The movie asks, or perhaps seems to ask, if God is behind our suffering or if it is meaningless; and we are simply doomed. It provides little by way of answer. Larry constantly protests that he has 'done nothing' would seem to indicate that, yes, he should be doing something; however, when he finally does something, it appears the worst follows.
Woven throughout the narrative, are allusions, both subtle, overt, and ham-handed to God. It was noted in Todd Alcot's amazing movie blog that the records Gopnik allegedly ordered by mail are anachronisms; they are from the 70's. They are also names for God, and when Larry constantly tells the collection agent, "I don't want Abraxas", basically in symbolic terms, he is rejecting God.
On the other hand, Larry's Rabbi’s are not able to give him much better advice -- is the message that we are on our own; that doing nothing is bad; doing the wrong thing is worse; and no one will say what the right thing is? Perhaps the movie is not quite as dark as all that, but it is certainly the antidote to American Beauty.

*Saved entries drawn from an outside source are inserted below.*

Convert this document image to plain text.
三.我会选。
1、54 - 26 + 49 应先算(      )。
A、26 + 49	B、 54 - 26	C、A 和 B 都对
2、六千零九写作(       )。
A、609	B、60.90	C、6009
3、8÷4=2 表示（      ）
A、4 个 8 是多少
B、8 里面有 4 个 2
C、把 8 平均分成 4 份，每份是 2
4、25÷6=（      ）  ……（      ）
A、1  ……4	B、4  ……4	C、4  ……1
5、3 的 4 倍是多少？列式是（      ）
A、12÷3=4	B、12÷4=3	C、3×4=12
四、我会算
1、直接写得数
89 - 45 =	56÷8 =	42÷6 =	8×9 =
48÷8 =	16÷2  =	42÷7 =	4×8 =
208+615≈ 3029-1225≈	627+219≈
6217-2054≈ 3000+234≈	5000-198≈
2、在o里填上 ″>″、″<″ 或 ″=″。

If there is nothing redeeming in the fictional terms of the narrative, there is something redeeming in the structure of it -- the pacing, the ominous beats before each "Rabbi scene", and the interwoven sense of uncertainty that almost and perhaps every character shares is pure craftsmanship. The performances are all dead on, although it is unfortunate that the characters are for the most part unsympathetic and one dimensional. Even the main character, Larry (Michael Stuhlbarg), while sympathetic, is not all that interesting. The sense of the next shoe waiting to drop over and over is palpable and unpleasant.
Kabalistic mysticism is rich material for fiction, and where A Serious Man touches on it, it is interesting and never resolved. Where it incorporates it, it is subtle, and once again never resolved. In the end though, I do think it is clear that A Serious Man never intends to give us revelation. In real life, we do not get the answers, so how can a movie give those to us? On the other hand, the result is an expertly delivered window into someone's suffering at the hands of not 'the universe', but rather 'the script writers'.
In the universe of A Serious Man, there may or may not be a God that visits darkness on Larry, a good man in the model of Job; but in the audience's chair, there certainly is in the script itself. I don't believe that I am 'owed' anything in terms of an explanation, but I also do not buy that there was a reason for Larry's predicaments being ambiguous. It is just that Joel and Ethan Coen do not intend to tell us what it was. To be fair though, perhaps they never figured it out in a highly articulated manner themselves, but they must have some view on how deserving Larry was of his fate.
I am reminded, as I said above, of Kafka's works: The Trial, and The Castle, both of which lead the reader through dark little tunnels of despair and hopelessness with nothing at the end…they are literally unfinished. A Serious Man is complete, but it feels the same way.